Sunday, June 14, 2015
The cruel indifference to children in English fiction
Richard Hughes's A High Wind in Jamaica (ca 1930) is more direct than any other novel I've read about the peculiar almost obscene indifference that English characters of the "upper" classes felt toward their children (a matter usually not even acknowledged by authors of that class and era, who just simply write the children out of their books - e.g., FM Ford, Anthony Powell): Hughes, however, actually examines this issue, the parents, Mr. and Mrs. Bas-Thornton, believe that they are central to the lives of their children and the children, as Hughes shows us, are generally indifferent to the parents. This is a switch; how can this be? We see how in chapter 2: Chapter 1 ends with a hurricane sweeping the island and the family taking shelter in a basement; on emerging, they see the island and all that they own pretty much completely smashed. After a period of adventure living in the one standing stone building, the parents decide the kids - 5 of them I think - need to be sent back to England for a proper education.
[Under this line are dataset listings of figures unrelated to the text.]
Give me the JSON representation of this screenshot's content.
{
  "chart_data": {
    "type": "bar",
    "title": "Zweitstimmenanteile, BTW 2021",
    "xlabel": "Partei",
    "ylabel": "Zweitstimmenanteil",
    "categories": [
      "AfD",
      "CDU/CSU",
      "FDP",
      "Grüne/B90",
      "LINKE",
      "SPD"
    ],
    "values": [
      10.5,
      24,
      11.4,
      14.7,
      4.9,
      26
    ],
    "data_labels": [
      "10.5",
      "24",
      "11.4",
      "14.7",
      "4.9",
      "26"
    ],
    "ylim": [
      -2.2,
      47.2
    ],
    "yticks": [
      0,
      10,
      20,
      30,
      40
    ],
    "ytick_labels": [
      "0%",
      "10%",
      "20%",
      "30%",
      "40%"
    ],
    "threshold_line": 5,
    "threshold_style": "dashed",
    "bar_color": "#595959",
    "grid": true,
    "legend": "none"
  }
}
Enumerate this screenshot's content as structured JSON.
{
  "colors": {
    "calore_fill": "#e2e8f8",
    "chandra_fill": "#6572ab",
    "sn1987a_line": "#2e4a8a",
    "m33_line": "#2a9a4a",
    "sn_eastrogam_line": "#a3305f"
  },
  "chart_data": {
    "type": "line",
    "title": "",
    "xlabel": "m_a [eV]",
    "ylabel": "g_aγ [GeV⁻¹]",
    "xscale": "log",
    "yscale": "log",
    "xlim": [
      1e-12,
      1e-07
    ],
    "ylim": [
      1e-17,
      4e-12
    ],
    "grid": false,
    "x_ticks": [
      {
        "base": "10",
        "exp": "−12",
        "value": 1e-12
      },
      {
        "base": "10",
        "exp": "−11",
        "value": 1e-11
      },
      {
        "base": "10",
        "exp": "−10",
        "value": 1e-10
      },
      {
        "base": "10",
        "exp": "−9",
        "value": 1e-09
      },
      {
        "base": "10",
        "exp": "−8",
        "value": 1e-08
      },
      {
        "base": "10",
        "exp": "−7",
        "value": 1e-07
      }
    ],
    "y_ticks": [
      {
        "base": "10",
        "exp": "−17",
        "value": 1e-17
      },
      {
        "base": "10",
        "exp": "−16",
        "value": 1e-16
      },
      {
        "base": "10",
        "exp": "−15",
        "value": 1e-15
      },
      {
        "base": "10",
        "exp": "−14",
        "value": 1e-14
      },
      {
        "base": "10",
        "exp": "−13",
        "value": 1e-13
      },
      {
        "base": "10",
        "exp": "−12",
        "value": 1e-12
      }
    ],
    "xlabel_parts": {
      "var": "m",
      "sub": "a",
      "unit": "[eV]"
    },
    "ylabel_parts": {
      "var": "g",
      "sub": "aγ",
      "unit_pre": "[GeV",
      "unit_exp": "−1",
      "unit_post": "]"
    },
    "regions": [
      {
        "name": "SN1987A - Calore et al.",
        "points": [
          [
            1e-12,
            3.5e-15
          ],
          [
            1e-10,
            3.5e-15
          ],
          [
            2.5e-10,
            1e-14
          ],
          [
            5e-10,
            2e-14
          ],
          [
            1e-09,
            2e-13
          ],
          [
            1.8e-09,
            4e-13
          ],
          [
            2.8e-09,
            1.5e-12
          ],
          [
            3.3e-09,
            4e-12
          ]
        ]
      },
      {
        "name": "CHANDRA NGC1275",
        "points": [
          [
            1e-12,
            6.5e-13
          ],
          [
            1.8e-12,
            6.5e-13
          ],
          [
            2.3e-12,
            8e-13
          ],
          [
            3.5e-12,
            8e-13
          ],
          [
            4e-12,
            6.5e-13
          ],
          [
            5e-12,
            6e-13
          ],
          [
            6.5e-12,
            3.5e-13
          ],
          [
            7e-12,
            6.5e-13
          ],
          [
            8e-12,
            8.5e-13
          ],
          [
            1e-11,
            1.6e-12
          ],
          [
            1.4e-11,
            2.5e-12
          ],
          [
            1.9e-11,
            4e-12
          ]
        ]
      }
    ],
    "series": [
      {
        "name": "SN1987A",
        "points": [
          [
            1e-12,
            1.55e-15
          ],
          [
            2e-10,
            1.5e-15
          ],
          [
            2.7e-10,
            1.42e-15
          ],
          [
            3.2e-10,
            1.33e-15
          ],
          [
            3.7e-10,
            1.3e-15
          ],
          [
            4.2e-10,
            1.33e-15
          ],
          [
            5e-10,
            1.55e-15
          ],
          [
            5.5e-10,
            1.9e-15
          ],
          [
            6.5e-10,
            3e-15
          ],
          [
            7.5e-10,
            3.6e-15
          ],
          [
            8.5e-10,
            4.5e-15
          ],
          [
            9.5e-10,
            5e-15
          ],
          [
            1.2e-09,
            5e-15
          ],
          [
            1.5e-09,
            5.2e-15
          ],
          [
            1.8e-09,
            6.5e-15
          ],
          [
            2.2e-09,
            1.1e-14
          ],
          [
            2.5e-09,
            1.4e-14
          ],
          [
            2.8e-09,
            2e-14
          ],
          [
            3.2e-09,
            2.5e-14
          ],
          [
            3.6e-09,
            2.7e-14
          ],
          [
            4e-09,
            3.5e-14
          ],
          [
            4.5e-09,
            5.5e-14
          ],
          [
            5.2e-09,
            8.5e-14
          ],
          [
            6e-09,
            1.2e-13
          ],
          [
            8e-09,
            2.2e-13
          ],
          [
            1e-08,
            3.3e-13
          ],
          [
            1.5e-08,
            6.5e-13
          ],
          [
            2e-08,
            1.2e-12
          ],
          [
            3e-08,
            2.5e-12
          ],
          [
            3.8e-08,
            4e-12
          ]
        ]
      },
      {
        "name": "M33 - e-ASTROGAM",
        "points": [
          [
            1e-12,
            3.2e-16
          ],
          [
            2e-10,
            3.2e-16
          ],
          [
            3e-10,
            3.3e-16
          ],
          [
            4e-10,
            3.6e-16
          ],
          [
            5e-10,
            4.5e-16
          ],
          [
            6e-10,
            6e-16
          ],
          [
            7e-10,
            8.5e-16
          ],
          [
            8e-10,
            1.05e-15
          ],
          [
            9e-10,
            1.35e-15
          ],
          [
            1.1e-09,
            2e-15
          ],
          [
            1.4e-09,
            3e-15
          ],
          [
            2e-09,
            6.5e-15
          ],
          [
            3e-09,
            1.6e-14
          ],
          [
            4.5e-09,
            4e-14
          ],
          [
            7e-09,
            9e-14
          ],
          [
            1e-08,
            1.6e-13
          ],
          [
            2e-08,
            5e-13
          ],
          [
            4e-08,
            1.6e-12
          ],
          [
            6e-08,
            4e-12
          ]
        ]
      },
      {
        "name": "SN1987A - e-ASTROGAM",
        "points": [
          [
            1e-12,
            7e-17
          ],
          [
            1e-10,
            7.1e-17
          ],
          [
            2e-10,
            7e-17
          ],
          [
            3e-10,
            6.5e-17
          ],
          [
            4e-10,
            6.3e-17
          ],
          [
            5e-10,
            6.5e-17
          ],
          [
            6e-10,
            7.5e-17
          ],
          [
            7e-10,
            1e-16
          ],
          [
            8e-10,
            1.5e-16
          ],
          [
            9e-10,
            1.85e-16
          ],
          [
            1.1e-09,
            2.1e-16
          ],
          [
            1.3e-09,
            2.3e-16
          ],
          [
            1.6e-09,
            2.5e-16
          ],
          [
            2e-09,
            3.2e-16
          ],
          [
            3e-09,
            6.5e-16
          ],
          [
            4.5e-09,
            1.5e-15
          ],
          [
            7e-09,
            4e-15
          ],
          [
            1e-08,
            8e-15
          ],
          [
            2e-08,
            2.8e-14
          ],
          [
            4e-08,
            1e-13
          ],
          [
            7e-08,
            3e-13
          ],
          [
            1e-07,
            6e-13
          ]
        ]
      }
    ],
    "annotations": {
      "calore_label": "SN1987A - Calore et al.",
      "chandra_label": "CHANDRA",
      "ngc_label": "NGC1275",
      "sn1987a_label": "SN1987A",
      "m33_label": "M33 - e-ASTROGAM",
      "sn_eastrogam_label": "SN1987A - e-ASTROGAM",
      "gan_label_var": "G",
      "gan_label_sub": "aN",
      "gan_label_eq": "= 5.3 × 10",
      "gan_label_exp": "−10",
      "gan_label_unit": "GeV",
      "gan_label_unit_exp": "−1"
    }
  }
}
So here you go: drop them off on a sailing ship (the time of this novel is never quite clear to me but must be the late 19th century?) with I think one "servant" to look after them, a few words to the captain, and off they go. Then, in a rather startling development, the parents receive a letter from the seemingly benevolent captain who, after spending about two pages describing the weather and the shoals on the voyage out, drops the bomb that the ship was taken captive, robbed, and all the children were killed. He does note that their deaths were quick, so there's no need to fret about that. Who on earth could write such a letter and in such a manner? In the 3rd chapter we learn that the captain's account was not entirely accurate - the children may have survived, we don't know yet, though I'm guessing that yes, they do. But the casual indifference of the parents - at least up to the point of receiving the news - is what continues to astonish me. Who can put five young children on a boat and just wave good-bye - and expect everything to be OK? I don't necessarily mean to put all of this on the English, but it seems to me that the long tradition of governesses, private tutors, boarding school, primogeniture did horrible things to English families and to British culture.